いや、「マネ」をしないことには、上手くなるわけがないのです。
好きな絵本の語り口、どこかで聞いた言い回し、気に入った文章、これらはどんな教科書よりも雄弁に作文のいろはを教えてくれます。
以前お話ししたように、作文とはアウトプット(表現)の勉強です。自分の頭の中にある、書きたいネタを、自分の知っている言葉で、自分が使える文型を用いて文章にしていく作業が「作文」というもの。
いかに起承転結を教えたところで、何も書けない子が出てしまうのは当たり前。知っている言葉が少なければ、そして使える型(カタ)の持ち合わせがなければ、作文はどこまでも不自由で、つまんなくてツライ作業になっていきます。
そうです、だからこその「マネ」なのです。
オトナの口調をマネる子供は、そこから新たな言葉を輸入していると言えます。
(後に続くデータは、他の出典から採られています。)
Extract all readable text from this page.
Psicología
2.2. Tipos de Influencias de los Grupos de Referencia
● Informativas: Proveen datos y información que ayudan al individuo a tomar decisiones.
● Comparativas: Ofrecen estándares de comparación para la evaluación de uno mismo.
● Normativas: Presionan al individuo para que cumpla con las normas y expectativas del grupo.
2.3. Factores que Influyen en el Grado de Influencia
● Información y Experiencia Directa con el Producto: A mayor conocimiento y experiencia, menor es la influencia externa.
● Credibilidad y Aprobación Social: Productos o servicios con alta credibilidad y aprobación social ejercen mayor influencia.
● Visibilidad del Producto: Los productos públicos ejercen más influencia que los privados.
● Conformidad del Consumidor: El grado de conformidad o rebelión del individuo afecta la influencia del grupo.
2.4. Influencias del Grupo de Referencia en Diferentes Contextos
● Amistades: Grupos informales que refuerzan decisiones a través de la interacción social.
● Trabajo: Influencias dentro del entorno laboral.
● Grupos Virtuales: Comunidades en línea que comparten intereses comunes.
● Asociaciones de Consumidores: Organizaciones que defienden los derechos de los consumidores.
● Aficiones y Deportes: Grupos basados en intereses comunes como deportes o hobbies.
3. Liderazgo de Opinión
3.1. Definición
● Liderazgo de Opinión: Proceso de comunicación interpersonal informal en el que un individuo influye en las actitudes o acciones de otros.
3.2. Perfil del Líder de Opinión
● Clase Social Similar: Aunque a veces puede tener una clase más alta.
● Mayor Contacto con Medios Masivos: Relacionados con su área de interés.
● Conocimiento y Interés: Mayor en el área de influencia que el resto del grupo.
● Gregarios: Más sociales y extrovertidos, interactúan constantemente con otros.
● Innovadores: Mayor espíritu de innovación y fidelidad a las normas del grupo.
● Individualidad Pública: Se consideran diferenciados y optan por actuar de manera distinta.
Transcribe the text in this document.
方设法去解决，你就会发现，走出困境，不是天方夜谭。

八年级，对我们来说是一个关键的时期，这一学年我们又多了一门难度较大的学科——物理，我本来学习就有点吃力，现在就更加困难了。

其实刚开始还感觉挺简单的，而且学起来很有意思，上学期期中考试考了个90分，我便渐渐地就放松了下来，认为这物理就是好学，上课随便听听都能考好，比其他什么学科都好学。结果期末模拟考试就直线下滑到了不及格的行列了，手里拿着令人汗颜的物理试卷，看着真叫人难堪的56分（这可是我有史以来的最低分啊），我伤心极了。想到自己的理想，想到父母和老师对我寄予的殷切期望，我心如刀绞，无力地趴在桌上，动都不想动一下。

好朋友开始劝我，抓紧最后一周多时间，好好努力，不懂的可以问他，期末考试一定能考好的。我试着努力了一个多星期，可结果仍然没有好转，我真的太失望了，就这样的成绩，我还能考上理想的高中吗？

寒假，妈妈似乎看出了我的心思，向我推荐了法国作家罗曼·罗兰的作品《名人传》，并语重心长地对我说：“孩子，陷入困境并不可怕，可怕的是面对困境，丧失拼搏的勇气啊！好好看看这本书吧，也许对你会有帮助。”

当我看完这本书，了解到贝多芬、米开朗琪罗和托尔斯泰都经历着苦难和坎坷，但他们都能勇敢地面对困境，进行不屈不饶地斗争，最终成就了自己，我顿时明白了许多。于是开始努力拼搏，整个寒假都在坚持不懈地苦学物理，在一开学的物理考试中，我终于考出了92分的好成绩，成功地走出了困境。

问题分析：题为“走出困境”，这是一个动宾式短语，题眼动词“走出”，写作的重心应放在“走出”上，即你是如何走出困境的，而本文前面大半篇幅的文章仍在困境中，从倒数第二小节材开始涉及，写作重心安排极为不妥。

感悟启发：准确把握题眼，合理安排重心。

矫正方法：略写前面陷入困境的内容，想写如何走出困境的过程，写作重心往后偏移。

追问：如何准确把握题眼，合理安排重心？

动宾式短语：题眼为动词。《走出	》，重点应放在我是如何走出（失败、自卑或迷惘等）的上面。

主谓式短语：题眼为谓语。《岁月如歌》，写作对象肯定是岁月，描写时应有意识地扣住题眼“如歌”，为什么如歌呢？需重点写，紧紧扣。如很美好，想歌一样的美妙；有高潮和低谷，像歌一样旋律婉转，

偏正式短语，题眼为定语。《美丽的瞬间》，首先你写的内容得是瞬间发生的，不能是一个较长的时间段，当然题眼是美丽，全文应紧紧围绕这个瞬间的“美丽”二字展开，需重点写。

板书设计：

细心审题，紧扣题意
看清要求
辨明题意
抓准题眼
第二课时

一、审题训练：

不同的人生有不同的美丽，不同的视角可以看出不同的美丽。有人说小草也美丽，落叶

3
それを突拍子もない場面で披露して笑われるのは、その言葉の使い方がイマイチ分からなくて、こなれていないからに外なりません。
このような経験を繰り返して、子供は言葉を増やしていくわけですが、それは文章の作り方を学ぶ場面においても全く同じことなのです。
文章表現、文章のスタイル、区切り方を身につけたいのであれば、パクリと言われようが何と言われようが、まずは「マネ」てみなければ、その文体を使ってみなければ、何もはじまらないのです。
ですから、もし作文の教材を作るとしたら、それは子供達に「お、これ、パクってみようかな」と思わせるようなものでなければなりません。
オノマトペだとか、描写の仕方だとか、比喩だとか、とにかくあらゆる具体例を盛り込んだ「こんなのどうかな?」を見せる。さすればきっと、原稿用紙に踏み出す彼らの一歩に、少なからざる追い風が吹くはずなのです。